Another Oklahoma sunset turns the sky six shades of purple while the last of the day’s sun glows red, providing just enough light for one more cast. A small jig tipped with a soft plastic bait is pulled across the rocky bottom of this man-made reservoir, bumping into everything in its path before it stops – and whatever stopped it begins to pull back. Rod bends, line flexes, drag squeals and water splashes before this reservoir – which wasn’t here until 50 years ago – produces another big, healthy smallmouth bass (Micropterus dolomieu), the relatively recent results of careful introductions and careful management financed by sportsmen funds.
 
It’s a scene that plays out across several states as anglers reap the benefits of thriving smallmouth populations in areas that formerly were without. These lake-strain smallmouth occupy a place within these man-made reservoirs that is not occupied by other species of fish and exist without harming native species. The introductions, made only in areas where there is no threat of interfering with surrounding river strains, have expanded the smallmouth’s range and have had a significant and positive economic impact on areas where anglers can find this fiercest of bass.
 
Noted for their ferocious fighting ability by 17th century French explorers and described by Dr. James Henshall in the 19th century as “inch for inch and pound for pound the gamest fish that swims,” the smallmouth’s reputation for being difficult to land and for its willingness to bite a variety of baits endures no matter where it is caught. Though, like the largemouth bass, the smallmouth is not a bass at all but a member of the sunfish family. Both smallmouth and largemouth are regularly found in the same water and thrive without consequence while remaining the most popular of North America’s sport fish.
 
Once disregarded by some steelhead and trout anglers in their original home ranges, careful management regulations protect both lake- and river-strain smallmouth populations from Canada to the South.
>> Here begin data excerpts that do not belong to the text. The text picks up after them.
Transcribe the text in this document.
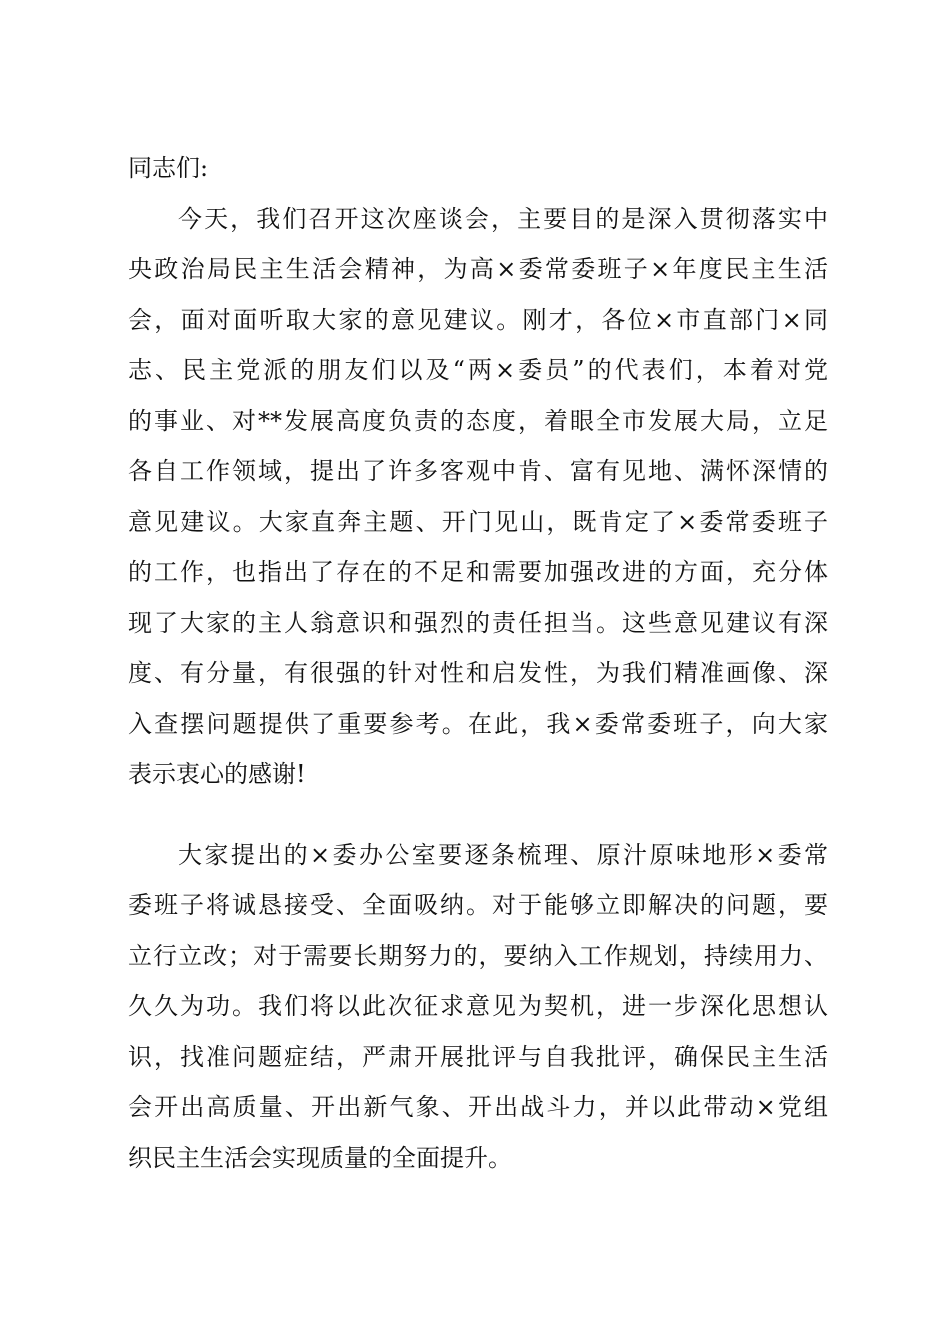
同志们:
今天，我们召开这次座谈会，主要目的是深入贯彻落实中
央政治局民主生活会精神，为高×委常委班子×年度民主生活
会，面对面听取大家的意见建议。刚才，各位×市直部门×同
志、民主党派的朋友们以及“两×委员”的代表们，本着对党
的事业、对**发展高度负责的态度，着眼全市发展大局，立足
各自工作领域，提出了许多客观中肯、富有见地、满怀深情的
意见建议。大家直奔主题、开门见山，既肯定了×委常委班子
的工作，也指出了存在的不足和需要加强改进的方面，充分体
现了大家的主人翁意识和强烈的责任担当。这些意见建议有深
度、有分量，有很强的针对性和启发性，为我们精准画像、深
入查摆问题提供了重要参考。在此，我×委常委班子，向大家
表示衷心的感谢!
大家提出的×委办公室要逐条梳理、原汁原味地形×委常
委班子将诚恳接受、全面吸纳。对于能够立即解决的问题，要
立行立改；对于需要长期努力的，要纳入工作规划，持续用力、
久久为功。我们将以此次征求意见为契机，进一步深化思想认
识，找准问题症结，严肃开展批评与自我批评，确保民主生活
会开出高质量、开出新气象、开出战斗力，并以此带动×党组
织民主生活会实现质量的全面提升。
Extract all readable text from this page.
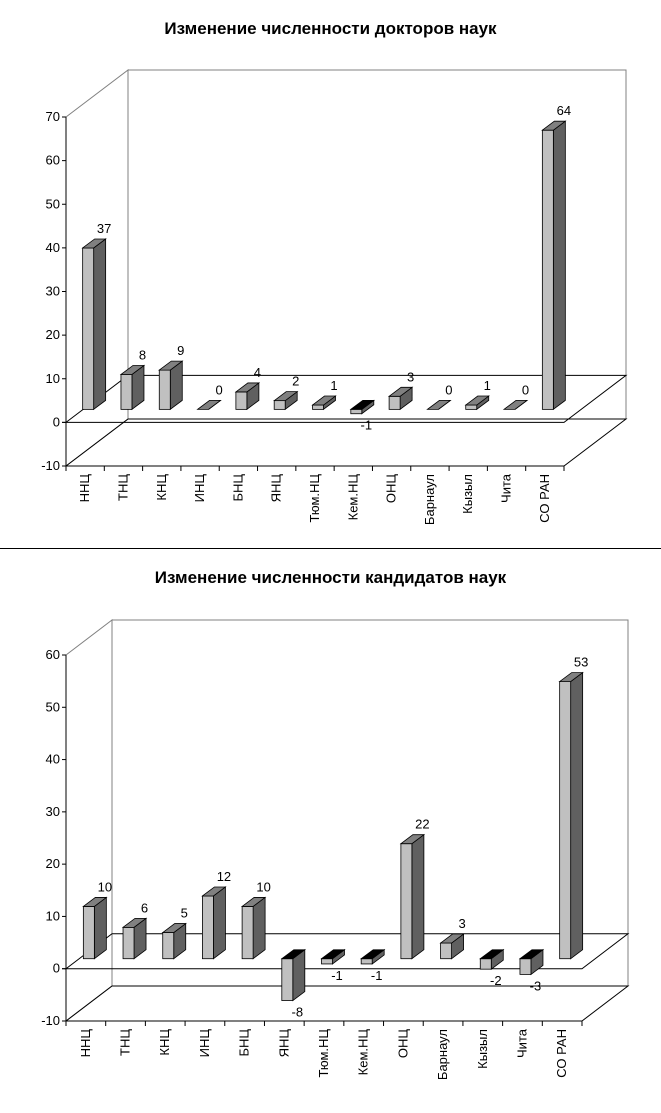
Изменение численности докторов наук
-10
0
10
20
30
40
50
60
70
37
8 9
0
4
2 1
-1
3
0 1 0
64
ННЦ ТНЦ КНЦ ИНЦ БНЦ ЯНЦ Тюм.НЦ Кем.НЦ ОНЦ Барнаул Кызыл Чита СО РАН
Изменение численности кандидатов наук
-10
0
10
20
30
40
50
60
10
6 5
12
10
-8
-1 -1
22
3
-2 -3
53
ННЦ ТНЦ КНЦ ИНЦ БНЦ ЯНЦ Тюм.НЦ Кем.НЦ ОНЦ Барнаул Кызыл Чита СО РАН
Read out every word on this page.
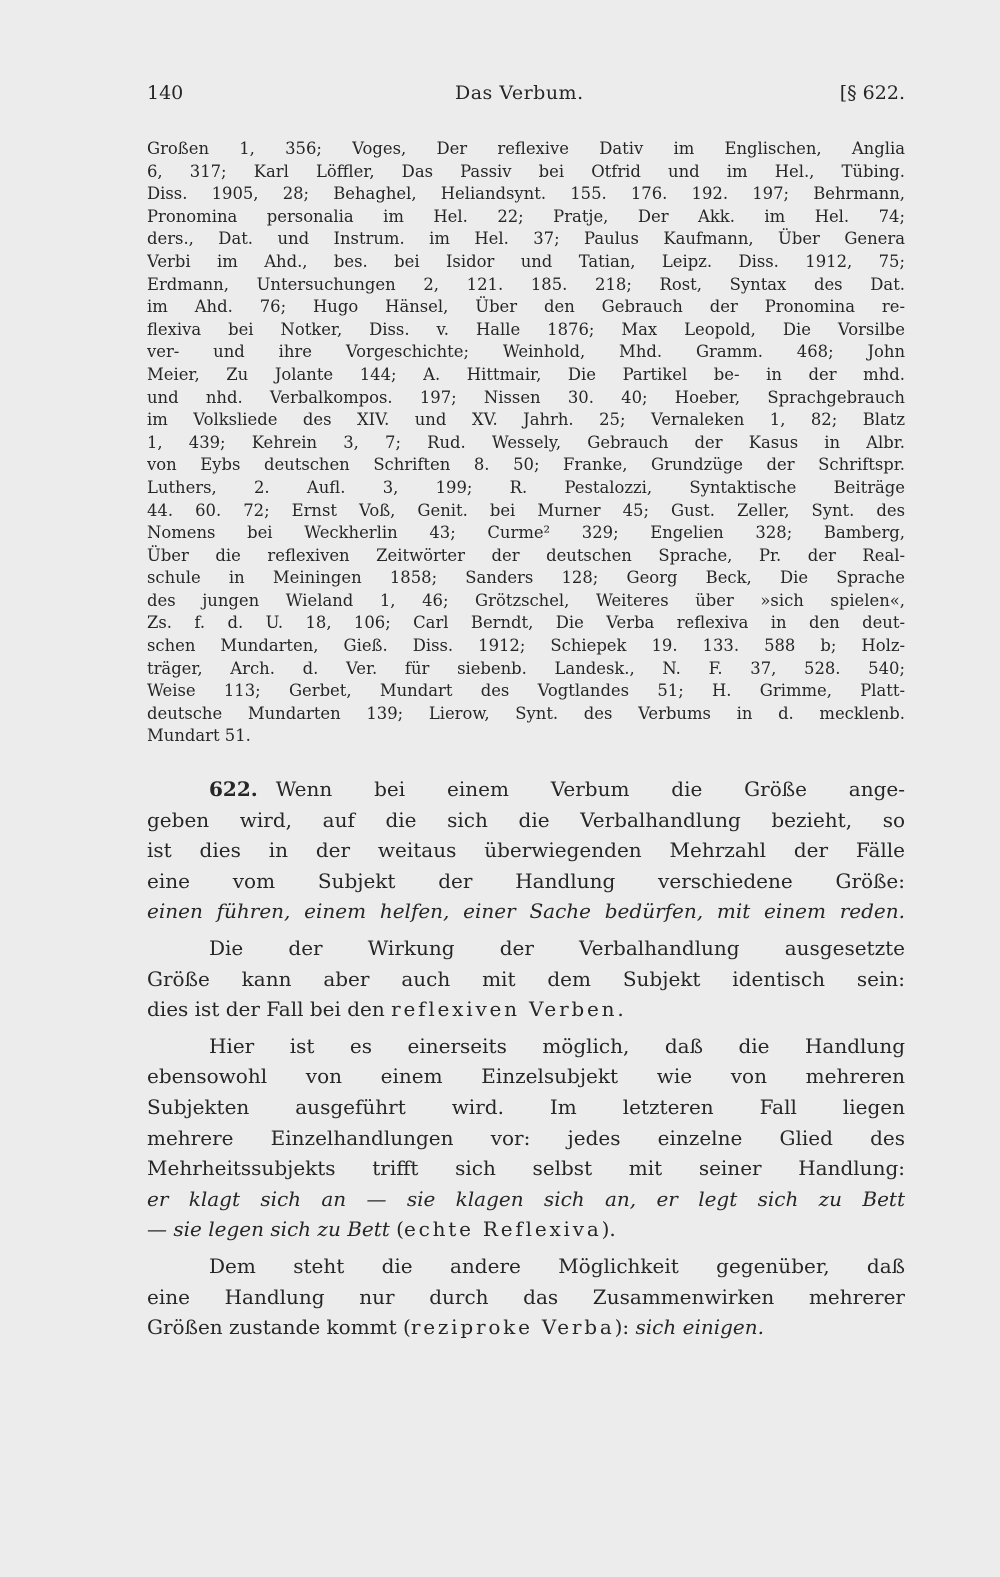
140	Das Verbum.	[§ 622.
Großen 1, 356; Voges, Der reflexive Dativ im Englischen, Anglia
6, 317; Karl Löffler, Das Passiv bei Otfrid und im Hel., Tübing.
Diss. 1905, 28; Behaghel, Heliandsynt. 155. 176. 192. 197; Behrmann,
Pronomina personalia im Hel. 22; Pratje, Der Akk. im Hel. 74;
ders., Dat. und Instrum. im Hel. 37; Paulus Kaufmann, Über Genera
Verbi im Ahd., bes. bei Isidor und Tatian, Leipz. Diss. 1912, 75;
Erdmann, Untersuchungen 2, 121. 185. 218; Rost, Syntax des Dat.
im Ahd. 76; Hugo Hänsel, Über den Gebrauch der Pronomina re-
flexiva bei Notker, Diss. v. Halle 1876; Max Leopold, Die Vorsilbe
ver- und ihre Vorgeschichte; Weinhold, Mhd. Gramm. 468; John
Meier, Zu Jolante 144; A. Hittmair, Die Partikel be- in der mhd.
und nhd. Verbalkompos. 197; Nissen 30. 40; Hoeber, Sprachgebrauch
im Volksliede des XIV. und XV. Jahrh. 25; Vernaleken 1, 82; Blatz
1, 439; Kehrein 3, 7; Rud. Wessely, Gebrauch der Kasus in Albr.
von Eybs deutschen Schriften 8. 50; Franke, Grundzüge der Schriftspr.
Luthers, 2. Aufl. 3, 199; R. Pestalozzi, Syntaktische Beiträge
44. 60. 72; Ernst Voß, Genit. bei Murner 45; Gust. Zeller, Synt. des
Nomens bei Weckherlin 43; Curme² 329; Engelien 328; Bamberg,
Über die reflexiven Zeitwörter der deutschen Sprache, Pr. der Real-
schule in Meiningen 1858; Sanders 128; Georg Beck, Die Sprache
des jungen Wieland 1, 46; Grötzschel, Weiteres über »sich spielen«,
Zs. f. d. U. 18, 106; Carl Berndt, Die Verba reflexiva in den deut-
schen Mundarten, Gieß. Diss. 1912; Schiepek 19. 133. 588 b; Holz-
träger, Arch. d. Ver. für siebenb. Landesk., N. F. 37, 528. 540;
Weise 113; Gerbet, Mundart des Vogtlandes 51; H. Grimme, Platt-
deutsche Mundarten 139; Lierow, Synt. des Verbums in d. mecklenb.
Mundart 51.
622. Wenn bei einem Verbum die Größe ange-
geben wird, auf die sich die Verbalhandlung bezieht, so
ist dies in der weitaus überwiegenden Mehrzahl der Fälle
eine vom Subjekt der Handlung verschiedene Größe:
einen führen, einem helfen, einer Sache bedürfen, mit einem reden.
Die der Wirkung der Verbalhandlung ausgesetzte
Größe kann aber auch mit dem Subjekt identisch sein:
dies ist der Fall bei den reflexiven Verben.
Hier ist es einerseits möglich, daß die Handlung
ebensowohl von einem Einzelsubjekt wie von mehreren
Subjekten ausgeführt wird. Im letzteren Fall liegen
mehrere Einzelhandlungen vor: jedes einzelne Glied des
Mehrheitssubjekts trifft sich selbst mit seiner Handlung:
er klagt sich an — sie klagen sich an, er legt sich zu Bett
— sie legen sich zu Bett (echte Reflexiva).
Dem steht die andere Möglichkeit gegenüber, daß
eine Handlung nur durch das Zusammenwirken mehrerer
Größen zustande kommt (reziproke Verba): sich einigen.
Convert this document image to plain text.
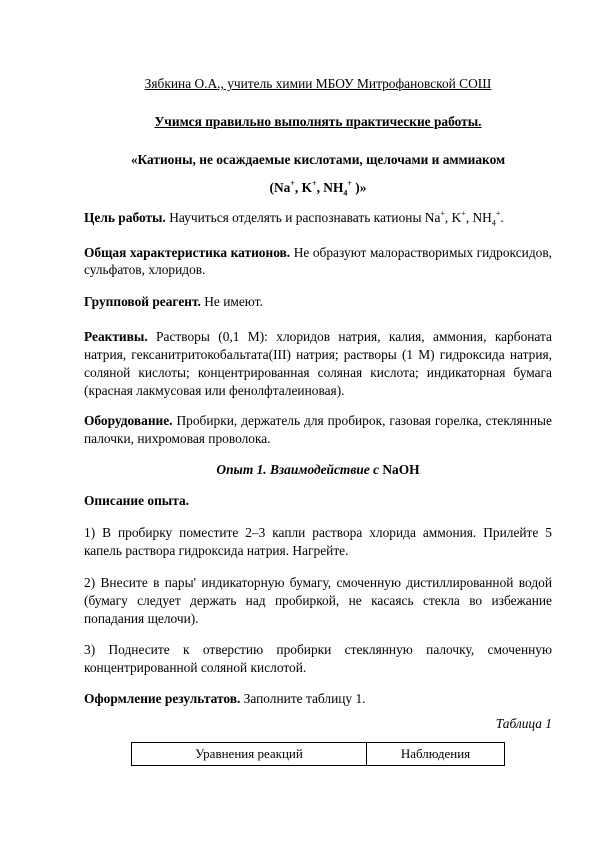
Зябкина О.А., учитель химии МБОУ Митрофановской СОШ
Учимся правильно выполнять практические работы.
«Катионы, не осаждаемые кислотами, щелочами и аммиаком
(Na+, K+, $NH_4^+$ )»
Цель работы. Научиться отделять и распознавать катионы Na+, K+, $NH_4^+$.
Общая характеристика катионов. Не образуют малорастворимых гидроксидов, сульфатов, хлоридов.
Групповой реагент. Не имеют.
Реактивы. Растворы (0,1 М): хлоридов натрия, калия, аммония, карбоната натрия, гексанитритокобальтата(III) натрия; растворы (1 М) гидроксида натрия, соляной кислоты; концентрированная соляная кислота; индикаторная бумага (красная лакмусовая или фенолфталеиновая).
Оборудование. Пробирки, держатель для пробирок, газовая горелка, стеклянные палочки, нихромовая проволока.
Опыт 1. Взаимодействие с NaOH
Описание опыта.
1) В пробирку поместите 2–3 капли раствора хлорида аммония. Прилейте 5 капель раствора гидроксида натрия. Нагрейте.
2) Внесите в пары' индикаторную бумагу, смоченную дистиллированной водой (бумагу следует держать над пробиркой, не касаясь стекла во избежание попадания щелочи).
3) Поднесите к отверстию пробирки стеклянную палочку, смоченную концентрированной соляной кислотой.
Оформление результатов. Заполните таблицу 1.
Таблица 1
Уравнения реакций	Наблюдения
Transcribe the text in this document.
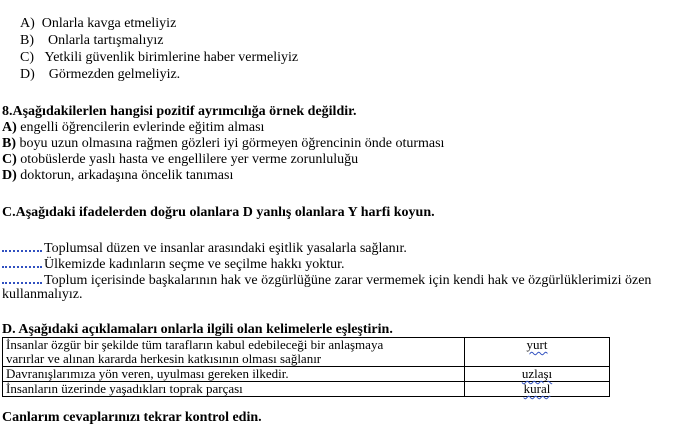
A) Onlarla kavga etmeliyiz
B) Onlarla tartışmalıyız
C) Yetkili güvenlik birimlerine haber vermeliyiz
D) Görmezden gelmeliyiz.
8.Aşağıdakilerlen hangisi pozitif ayrımcılığa örnek değildir.
A) engelli öğrencilerin evlerinde eğitim alması
B) boyu uzun olmasına rağmen gözleri iyi görmeyen öğrencinin önde oturması
C) otobüslerde yaslı hasta ve engellilere yer verme zorunluluğu
D) doktorun, arkadaşına öncelik tanıması
C.Aşağıdaki ifadelerden doğru olanlara D yanlış olanlara Y harfi koyun.
Toplumsal düzen ve insanlar arasındaki eşitlik yasalarla sağlanır.
Ülkemizde kadınların seçme ve seçilme hakkı yoktur.
Toplum içerisinde başkalarının hak ve özgürlüğüne zarar vermemek için kendi hak ve özgürlüklerimizi özen
kullanmalıyız.
D. Aşağıdaki açıklamaları onlarla ilgili olan kelimelerle eşleştirin.
İnsanlar özgür bir şekilde tüm tarafların kabul edebileceği bir anlaşmaya
varırlar ve alınan kararda herkesin katkısının olması sağlanır	yurt
Davranışlarımıza yön veren, uyulması gereken ilkedir.	uzlaşı
İnsanların üzerinde yaşadıkları toprak parçası	kural
Canlarım cevaplarınızı tekrar kontrol edin.
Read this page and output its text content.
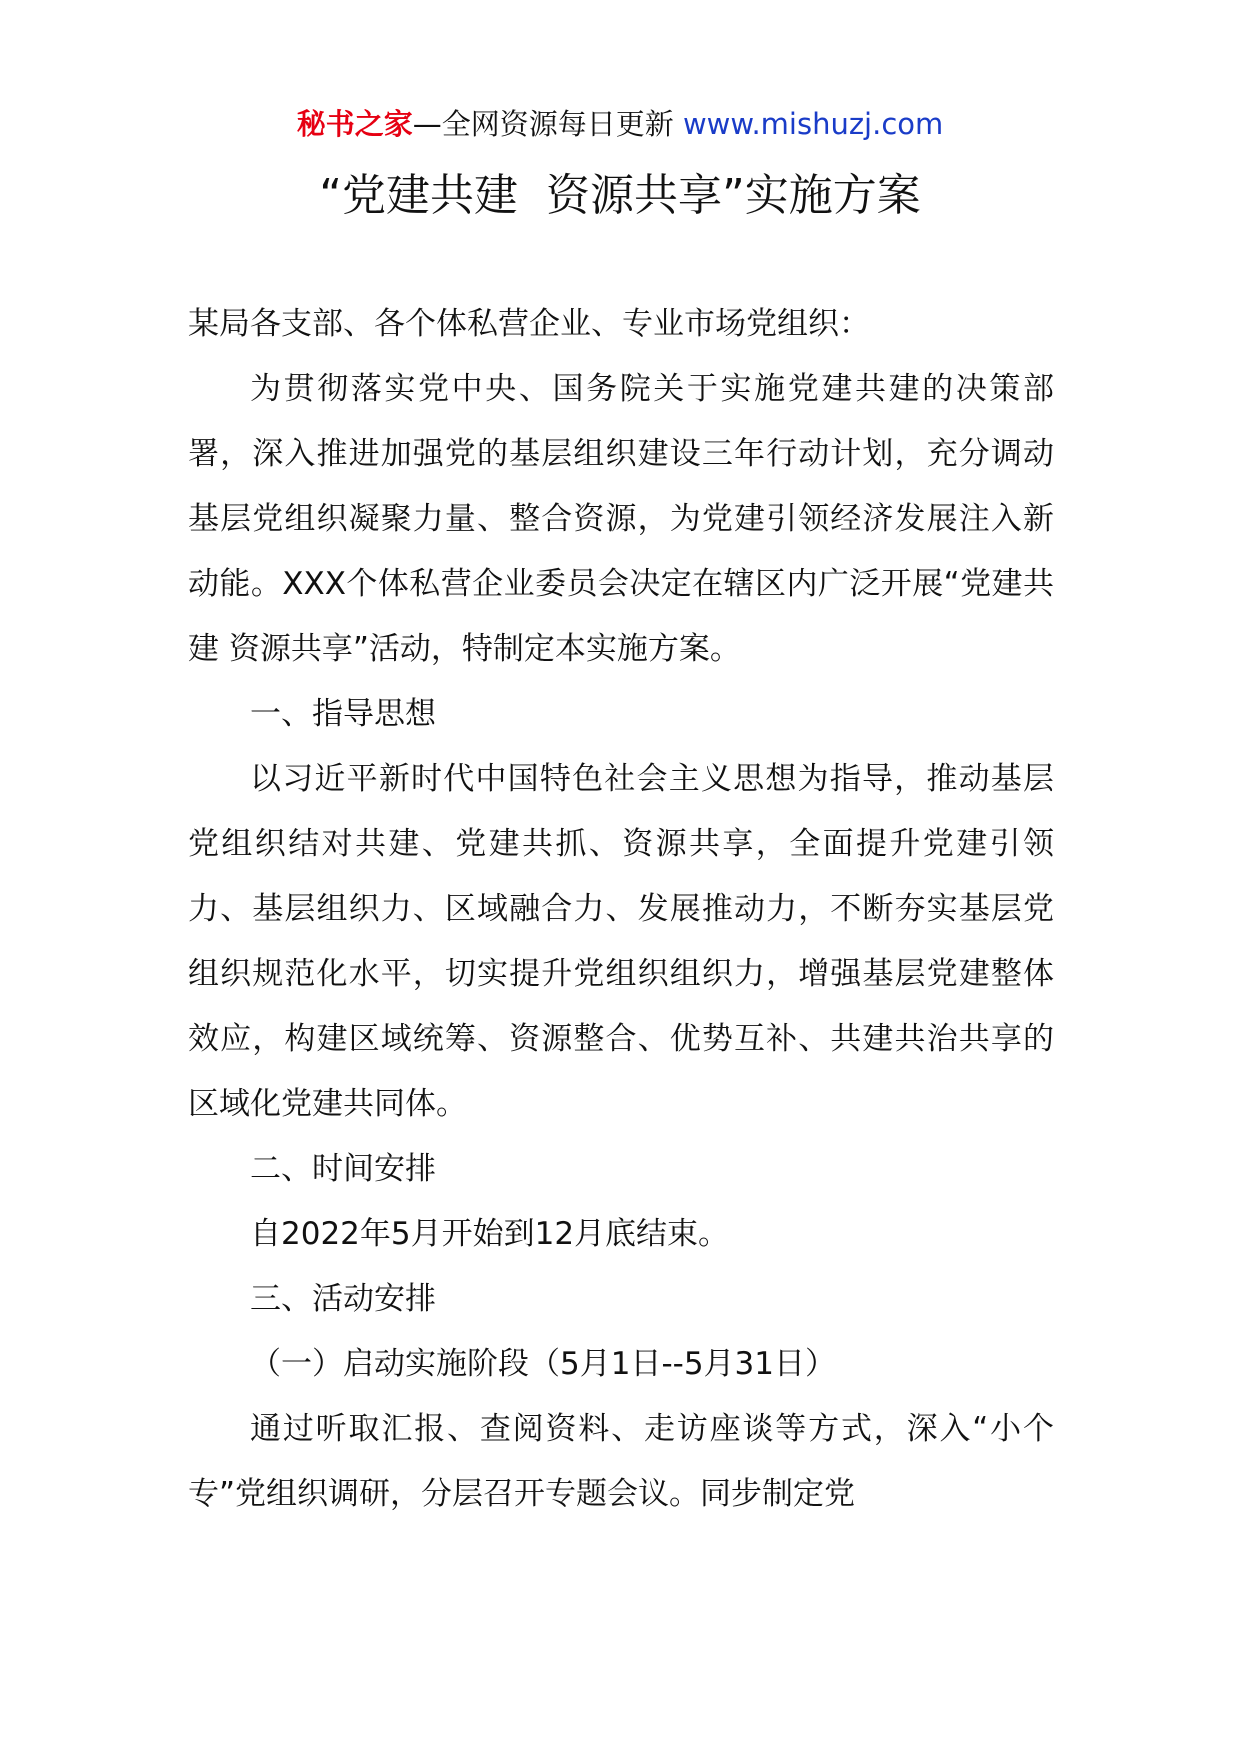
秘书之家—全网资源每日更新 www.mishuzj.com
“党建共建  资源共享”实施方案

某局各支部、各个体私营企业、专业市场党组织：

为贯彻落实党中央、国务院关于实施党建共建的决策部署，深入推进加强党的基层组织建设三年行动计划，充分调动基层党组织凝聚力量、整合资源，为党建引领经济发展注入新动能。XXX个体私营企业委员会决定在辖区内广泛开展“党建共建 资源共享”活动，特制定本实施方案。

一、指导思想

以习近平新时代中国特色社会主义思想为指导，推动基层党组织结对共建、党建共抓、资源共享，全面提升党建引领力、基层组织力、区域融合力、发展推动力，不断夯实基层党组织规范化水平，切实提升党组织组织力，增强基层党建整体效应，构建区域统筹、资源整合、优势互补、共建共治共享的区域化党建共同体。

二、时间安排

自2022年5月开始到12月底结束。

三、活动安排

（一）启动实施阶段（5月1日--5月31日）

通过听取汇报、查阅资料、走访座谈等方式，深入“小个专”党组织调研，分层召开专题会议。同步制定党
Through practicing catch-and-release and by observing fishing regulations and purchasing licenses and equipment, sportsmen and women can continue their legacy of conservation and continue to improve and expand smallmouth fishing opportunities.
 
On Saturday, September 27, 2008, millions of Americans will celebrate the success of the smallmouth bass and many other species as part of National Hunting and Fishing Day activities that will be going on nationwide. National Hunting and Fishing Day began after a presidential proclamation in 1972 that sets aside the fourth Saturday of each September for the event. Since then, national, regional, state and local organizations have staged thousands of open house hunting- and fishing-related events everywhere from shooting ranges to suburban frog ponds, providing millions of Americans with a chance to experience, understand and appreciate traditional outdoor sports.
 
The careful smallmouth bass conservation and introductions of the past have given millions of people the thrill of feeling this powerful fish pull on the end of fishing line, to see the thrill on an angler’s face as the rod bends under the strain of the fight and to bring these opportunities to places that previously were without smallmouth populations. Conservation groups, sportsmen and women and wildlife watchers alike are all stakeholders in the future of the smallmouth bass most deserve the credit for its current and future success.